When people ask me I often answer: What scene? Don’t get me wrong, but electronic music isn’t taken very seriously. We have some DJs, which helps to spread the EDM culture a bit, and that’s a good thing, but almost no producers. And when we start to talk about dubstep it gets even worse I’m afraid. I hate to think like this, but most people have that mainstream idea, that “dubstep is bad” without even listening. I never understood that.
Needless to say, It has been very hard to share my stuff with the general public here. Thank God for internet and social networks! If it wasn’t for my fans out there I probably would have given up.
Top musical influences?
Daft Punk, Skrillex and Deadmau5. I have others but these are my main influences. I thank each one of these artists for their music and inspiration! Hope to meet them all some day.

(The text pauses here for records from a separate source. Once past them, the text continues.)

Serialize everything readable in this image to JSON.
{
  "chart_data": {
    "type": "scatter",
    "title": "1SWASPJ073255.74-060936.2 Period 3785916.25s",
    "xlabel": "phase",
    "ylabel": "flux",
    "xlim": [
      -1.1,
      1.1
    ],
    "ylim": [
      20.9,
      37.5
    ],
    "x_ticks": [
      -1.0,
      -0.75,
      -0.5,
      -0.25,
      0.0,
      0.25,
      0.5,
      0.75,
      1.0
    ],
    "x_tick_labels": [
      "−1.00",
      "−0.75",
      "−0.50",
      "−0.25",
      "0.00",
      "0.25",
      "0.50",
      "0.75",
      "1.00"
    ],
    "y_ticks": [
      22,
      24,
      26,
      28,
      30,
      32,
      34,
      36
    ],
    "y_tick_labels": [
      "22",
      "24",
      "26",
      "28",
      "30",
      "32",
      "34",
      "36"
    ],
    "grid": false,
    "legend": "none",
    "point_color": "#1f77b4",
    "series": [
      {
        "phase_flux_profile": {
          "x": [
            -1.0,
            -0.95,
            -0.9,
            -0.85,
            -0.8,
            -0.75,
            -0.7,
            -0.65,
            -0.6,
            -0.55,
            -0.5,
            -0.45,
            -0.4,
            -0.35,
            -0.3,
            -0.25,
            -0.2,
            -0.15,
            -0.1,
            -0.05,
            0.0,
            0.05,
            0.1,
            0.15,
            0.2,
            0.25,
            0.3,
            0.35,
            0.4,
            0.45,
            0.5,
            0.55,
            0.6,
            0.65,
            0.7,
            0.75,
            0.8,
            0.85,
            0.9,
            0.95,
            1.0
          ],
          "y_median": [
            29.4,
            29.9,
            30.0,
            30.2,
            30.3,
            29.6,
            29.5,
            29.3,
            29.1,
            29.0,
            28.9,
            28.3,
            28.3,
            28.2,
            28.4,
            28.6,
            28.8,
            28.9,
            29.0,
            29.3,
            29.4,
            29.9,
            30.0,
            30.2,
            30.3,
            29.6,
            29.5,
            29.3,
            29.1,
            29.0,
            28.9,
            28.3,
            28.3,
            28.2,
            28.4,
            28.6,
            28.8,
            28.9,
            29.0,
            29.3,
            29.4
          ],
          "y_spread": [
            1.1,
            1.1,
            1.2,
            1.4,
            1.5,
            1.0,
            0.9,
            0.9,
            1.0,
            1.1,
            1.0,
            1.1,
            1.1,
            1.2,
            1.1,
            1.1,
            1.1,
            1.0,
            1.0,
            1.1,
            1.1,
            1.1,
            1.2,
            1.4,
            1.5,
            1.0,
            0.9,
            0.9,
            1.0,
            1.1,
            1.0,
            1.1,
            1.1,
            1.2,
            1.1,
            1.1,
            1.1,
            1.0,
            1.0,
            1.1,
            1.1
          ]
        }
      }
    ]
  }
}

Thoughts on the popularity and commercialisation of dubstep?
It’s cool to see that a lot has changed since dubstep appeared and people love it. I think dubstep brought that idea of a major-huge-drop of bass in the middle of a song. There are some great labels out there that deserve some attention for the promotion they are doing, like OWSLA, Dub Police, Monstercat, Big Beat and many others.